Quand les incohérences de l’Histoire
Arnaldur Indridason a délaissé Erlendur Sveinsson, son commissaire favori, pour une intrigue qui prend ses racines dans les dernières semaines de la seconde Guerre mondiale. Les événements se précipitent alors et les idées les plus étonnantes fleurissent chez des personnages authentiques de premier plan. S’appuyant sur des points précis de l’histoire de cette période, sur des hypothèses émises, l’auteur construit une intrigue aux ressorts bien interrogatifs. L’écrivain conçoit alors une course poursuite entre une jeune héroïne, loin de ces modèles du XIXe siècle plus sujettes à entraver le parcours du héros qu’à l’aider. C’est une jeune femme moderne qui possède les ressorts pour s’adapter aux circonstances et rebondir. Elle est aidée, toutefois, dans sa quête pour échapper à ses poursuivants et retrouver son frère, par un amoureux transi qui lui offre spontanément, et de manière opportune, une assistance malgré les périls qui ne manquent pas.
En pleine tempête de neige, un avion s’écrase sur le Vatnajökull, le glacier islandais, en 1945. Un homme, une valisette menottée au poignet, tente de rejoindre une zone habitée, laissant le reste des survivants dans l’épave. Deux frères, logeant dans les parages, entendent passer l’avion en perdition. Ils signalent l’accident et guident une expédition américaine montée de toute urgence. Mais la neige a tout recouvert et les moyens de l’époque ne permettent pas une localisation. Seule une roue est retrouvée, confirmant la nationalité de l’appareil. L’affaire en reste là. Cependant, les Services Secrets demeurent en éveil et surveillent le glacier. Une seconde expédition échoue en 1967.
C’est en 1999, avec le début du réchauffement et des moyens satellites performants, que l’épave est localisée. Vytautas Carr, directeur d’une agence de renseignements dépendant du ministère de la Défense, dépêche immédiatement, et dans le plus grand secret, un bataillon des forces spéciales sous les ordres de Ratoff. Ce dernier est le type d’intervenant brutal que les agences utilisent pour des missions non officielles qui peuvent faire l’objet de démentis.
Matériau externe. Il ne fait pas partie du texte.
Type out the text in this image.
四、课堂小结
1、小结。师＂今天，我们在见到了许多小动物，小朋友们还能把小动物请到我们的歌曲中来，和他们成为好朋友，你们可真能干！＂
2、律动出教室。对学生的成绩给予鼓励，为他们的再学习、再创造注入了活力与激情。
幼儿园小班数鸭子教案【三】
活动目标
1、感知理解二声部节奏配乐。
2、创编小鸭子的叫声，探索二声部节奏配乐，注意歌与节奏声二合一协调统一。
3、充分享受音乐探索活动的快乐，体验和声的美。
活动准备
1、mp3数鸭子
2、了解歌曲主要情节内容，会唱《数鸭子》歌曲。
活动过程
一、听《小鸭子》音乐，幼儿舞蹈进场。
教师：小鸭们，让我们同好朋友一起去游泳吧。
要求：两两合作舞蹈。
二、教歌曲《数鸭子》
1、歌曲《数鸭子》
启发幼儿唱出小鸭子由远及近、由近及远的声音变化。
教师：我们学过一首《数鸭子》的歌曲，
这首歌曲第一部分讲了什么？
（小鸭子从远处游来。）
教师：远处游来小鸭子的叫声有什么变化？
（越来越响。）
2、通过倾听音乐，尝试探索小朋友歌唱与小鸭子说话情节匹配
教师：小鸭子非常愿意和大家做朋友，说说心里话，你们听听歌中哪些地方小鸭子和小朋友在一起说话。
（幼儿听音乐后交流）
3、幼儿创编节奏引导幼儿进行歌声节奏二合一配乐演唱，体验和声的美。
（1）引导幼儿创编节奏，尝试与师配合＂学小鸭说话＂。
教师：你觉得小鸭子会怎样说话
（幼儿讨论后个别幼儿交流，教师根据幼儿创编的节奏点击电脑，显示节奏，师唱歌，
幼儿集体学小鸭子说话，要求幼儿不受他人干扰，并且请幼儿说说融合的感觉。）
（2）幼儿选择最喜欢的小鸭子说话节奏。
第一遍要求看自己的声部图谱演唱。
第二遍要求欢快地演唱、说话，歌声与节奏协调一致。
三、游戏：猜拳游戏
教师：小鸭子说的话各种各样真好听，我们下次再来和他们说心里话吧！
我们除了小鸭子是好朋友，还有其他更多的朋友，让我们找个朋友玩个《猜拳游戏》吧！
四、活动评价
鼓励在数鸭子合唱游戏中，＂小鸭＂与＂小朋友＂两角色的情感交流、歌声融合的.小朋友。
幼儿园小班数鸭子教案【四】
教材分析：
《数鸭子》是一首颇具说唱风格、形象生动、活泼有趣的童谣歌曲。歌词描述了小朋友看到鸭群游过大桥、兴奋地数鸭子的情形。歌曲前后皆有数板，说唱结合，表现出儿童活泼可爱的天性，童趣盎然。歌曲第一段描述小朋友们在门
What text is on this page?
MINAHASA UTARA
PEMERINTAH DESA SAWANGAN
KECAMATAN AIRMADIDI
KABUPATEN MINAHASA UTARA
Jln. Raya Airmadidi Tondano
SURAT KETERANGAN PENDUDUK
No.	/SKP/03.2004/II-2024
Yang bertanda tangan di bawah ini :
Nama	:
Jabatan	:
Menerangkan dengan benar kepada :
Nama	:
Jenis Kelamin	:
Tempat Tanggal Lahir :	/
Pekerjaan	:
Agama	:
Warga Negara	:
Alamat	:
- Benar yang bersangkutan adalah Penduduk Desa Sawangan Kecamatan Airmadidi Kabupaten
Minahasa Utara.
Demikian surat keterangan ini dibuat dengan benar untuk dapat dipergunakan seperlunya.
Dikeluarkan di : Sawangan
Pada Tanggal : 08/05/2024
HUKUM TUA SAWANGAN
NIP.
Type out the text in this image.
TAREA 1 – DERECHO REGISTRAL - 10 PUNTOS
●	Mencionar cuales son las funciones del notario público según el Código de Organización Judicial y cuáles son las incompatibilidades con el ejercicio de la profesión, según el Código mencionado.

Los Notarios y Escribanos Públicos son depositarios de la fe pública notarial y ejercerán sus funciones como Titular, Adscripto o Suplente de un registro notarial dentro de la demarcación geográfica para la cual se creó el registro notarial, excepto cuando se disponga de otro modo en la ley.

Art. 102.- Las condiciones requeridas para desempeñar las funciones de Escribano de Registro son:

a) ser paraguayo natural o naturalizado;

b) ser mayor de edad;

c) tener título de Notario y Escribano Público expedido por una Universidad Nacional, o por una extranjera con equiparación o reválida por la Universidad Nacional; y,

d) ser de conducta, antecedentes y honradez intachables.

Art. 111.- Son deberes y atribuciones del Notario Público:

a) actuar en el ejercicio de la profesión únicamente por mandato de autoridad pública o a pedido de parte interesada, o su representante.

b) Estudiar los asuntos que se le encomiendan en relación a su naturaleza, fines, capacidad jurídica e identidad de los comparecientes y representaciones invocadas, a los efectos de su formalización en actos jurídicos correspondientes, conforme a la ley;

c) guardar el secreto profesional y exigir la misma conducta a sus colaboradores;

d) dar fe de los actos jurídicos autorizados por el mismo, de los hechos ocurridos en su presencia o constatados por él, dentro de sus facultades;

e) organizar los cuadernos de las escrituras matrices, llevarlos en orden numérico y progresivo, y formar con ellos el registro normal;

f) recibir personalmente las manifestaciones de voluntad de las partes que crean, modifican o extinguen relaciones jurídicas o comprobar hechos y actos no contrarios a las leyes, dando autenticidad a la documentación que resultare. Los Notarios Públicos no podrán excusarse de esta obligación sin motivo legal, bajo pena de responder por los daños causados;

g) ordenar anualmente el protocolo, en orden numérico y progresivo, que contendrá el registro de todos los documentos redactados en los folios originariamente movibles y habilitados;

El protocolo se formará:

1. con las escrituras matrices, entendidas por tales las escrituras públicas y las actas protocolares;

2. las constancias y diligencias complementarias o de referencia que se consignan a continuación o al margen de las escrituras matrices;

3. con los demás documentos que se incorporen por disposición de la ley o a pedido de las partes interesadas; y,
Kristin est une jeune avocate employée au ministère des Affaires étrangères à Reykjavik. Elle est en butte aux menaces d’un industriel qui accuse le ministère de lui avoir fait perdre de l’argent dans une affaire commerciale avec la Russie. Elias, son jeune frère, est sur le glacier, pour un exercice de sauvetage organisé par la structure dont il fait partie. Pour essayer une nouvelle motoneige, il s’écarte du parcours avec un camarade et tombe sur les commandos qui dégagent l’épave. Il téléphone à sa sœur. Elle ne comprend pas tout tant la transmission est mauvaise. Ratoff, repère les intrus, les fait capturer. Sur son portable il trouve l’appel d’Elias et dépêche deux de ses agents qui ont pris possession de l’ambassade à Reykjavik avec ordre de faire disparaître tous les témoins gênants. Pourquoi cet avion obsède-t-il à ce point les Américains ? Que recèle cette épave qui nécessite un tel secret ?
Indridason explicite le fonctionnement des Services secrets, les moyens dont ils peuvent disposer et leurs façons de tromper ceux qui ont, en principe, la charge de canaliser leurs missions. Cependant, avec Opération Napoléon, Arnaldur ne se livre pas à une communication dithyrambique sur son pays tant les descriptions climatiques engagent peu à faire de cette région, aux paysages pourtant sublimes, un prochain lieu de destination touristique.
Une petite remarque anecdotique : alors que dans le récit, il n’est question que du nez et de la tête de l’avion, l’illustration de couverture montre une superbe queue d’appareil…
À partir d’une opération militaire mystérieuse, avec une héroïne attachée à tout faire pour retrouver son frère, des hommes déterminés pour qui seul compte le résultat, Arnaldur Indradison signe un superbe thriller sur fond d’espionnage.
serge perraud
Arnaldur Indridason, Opération Napoléon, (Napóleonsskjölin), traduit de l’anglais par David Fauquemberg, Éditions Métailié, coll. “Noir”, octobre 2015, 352 p. – 20,00 €.